Trustee filed a complaint against Debtor’s mother-in-law, Mrs. Nelabovige (“Nelabovige”), for recovery of a constructive fraudulent transfer under 11 U.S.C. §§ 548(a)(1)(B) and 550(a)(1). Trustee alleged that when Nelabovige purchased property in Fairplay, and titled the property in her name and the names of Debtor and his wife, Nelabovige gifted a one-third interest in the property to Debtor. Trustee further contended that when Debtor quit-claimed his interest in the property to Nelabovige, he made a transfer of his property to her and received less than a reasonably equivalent value in exchange for the transfer, and was either insolvent on the date of the transfer or rendered insolvent by the transfer. The Trustee requested a judgment against Nelabovige for one-third of the amount the property sold for in December 2014. The Court held a full-day evidentiary hearing on the complaint and Nelabovige’s answer, and took the matter under advisement.

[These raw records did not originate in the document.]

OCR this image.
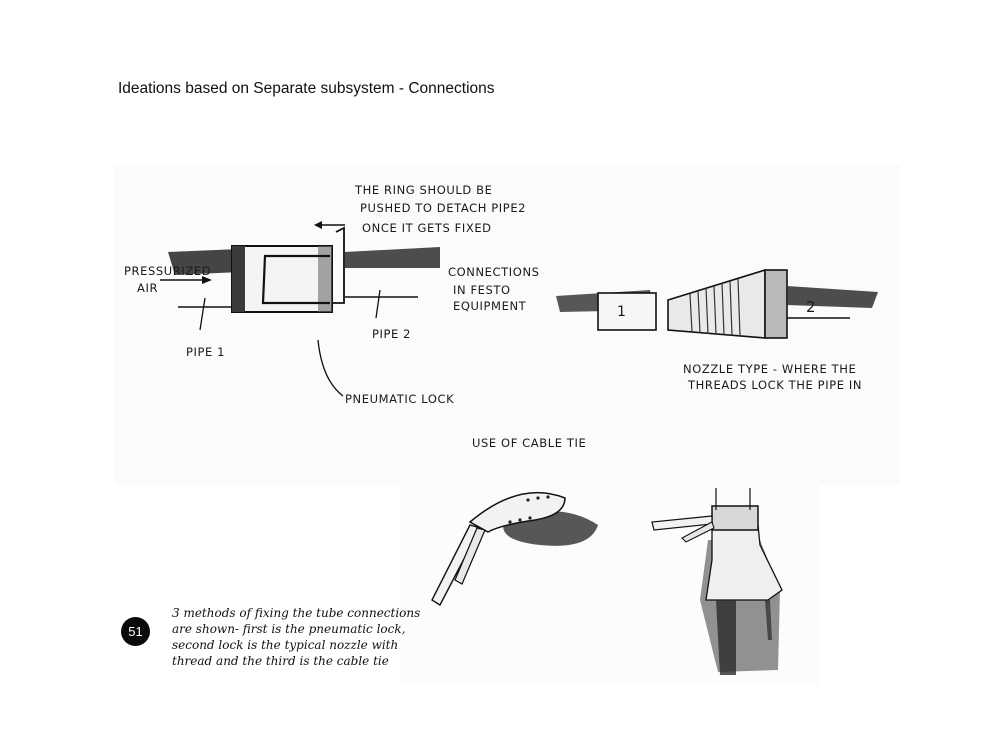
Ideations based on Separate subsystem - Connections
THE RING SHOULD BE
PUSHED TO DETACH PIPE2
ONCE IT GETS FIXED
PRESSURIZED
AIR
PIPE 1
PIPE 2
PNEUMATIC LOCK
CONNECTIONS
IN FESTO
EQUIPMENT	1	2
NOZZLE TYPE - WHERE THE
THREADS LOCK THE PIPE IN
USE OF CABLE TIE
51
3 methods of fixing the tube connections
are shown- first is the pneumatic lock,
second lock is the typical nozzle with
thread and the third is the cable tie
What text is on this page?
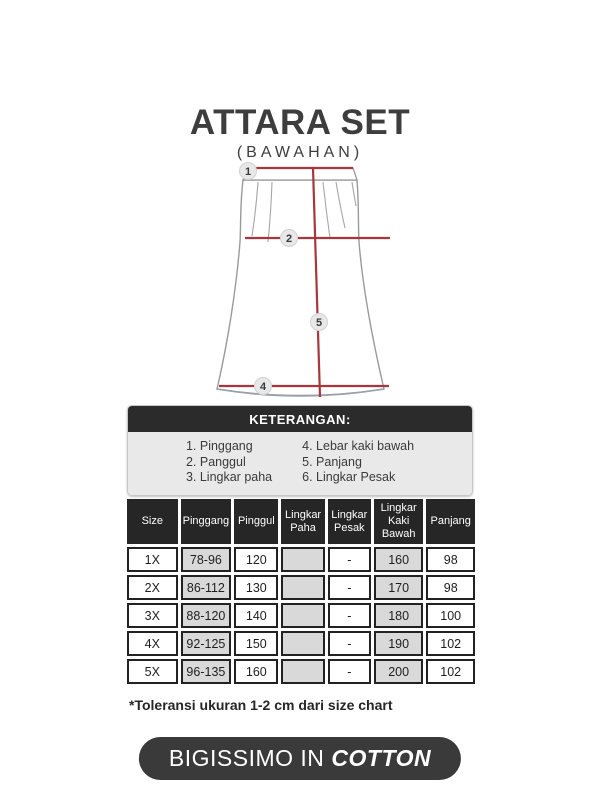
ATTARA SET
(BAWAHAN)
1
2
4
5
KETERANGAN:
1. Pinggang
2. Panggul
3. Lingkar paha
4. Lebar kaki bawah
5. Panjang
6. Lingkar Pesak
Size	Pinggang	Pinggul	Lingkar Paha	Lingkar Pesak	Lingkar Kaki Bawah	Panjang
1X	78-96	120		-	160	98
2X	86-112	130		-	170	98
3X	88-120	140		-	180	100
4X	92-125	150		-	190	102
5X	96-135	160		-	200	102
*Toleransi ukuran 1-2 cm dari size chart
BIGISSIMO IN COTTON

In its written opinion, the Court cited Davis v. Pham (In re Nguyen) 783 F.3d 769, 776 (10th Cir. 2015), for the proposition that an interest in property consisting of bare legal title holds no tangible economic value; accordingly, the transfer of bare legal title does not constitute a fraudulent transfer. Therefore, the question before the Court was whether under Colorado law, Nelabovige made a gift of a one-third interest in the property to Debtor. If there was no gift, since she paid for the property and did not receive any consideration from Debtor, a resulting trust would arise in Nelabovige’s favor, making the transfers to and from Debtor of bare legal title only.
The Court found by strong and convincing evidence that Nelabovige did not intend to make a gift to Debtor. Thus, Debtor only had bare legal title subject to a resulting trust in favor of Nelabovige, who held equitable title. Accordingly, the reconveyance of Debtor’s bare legal title was not a fraudulent transfer. The Court entered judgment in favor of Nelabovige and against the Trustee, and dismissed the complaint with prejudice.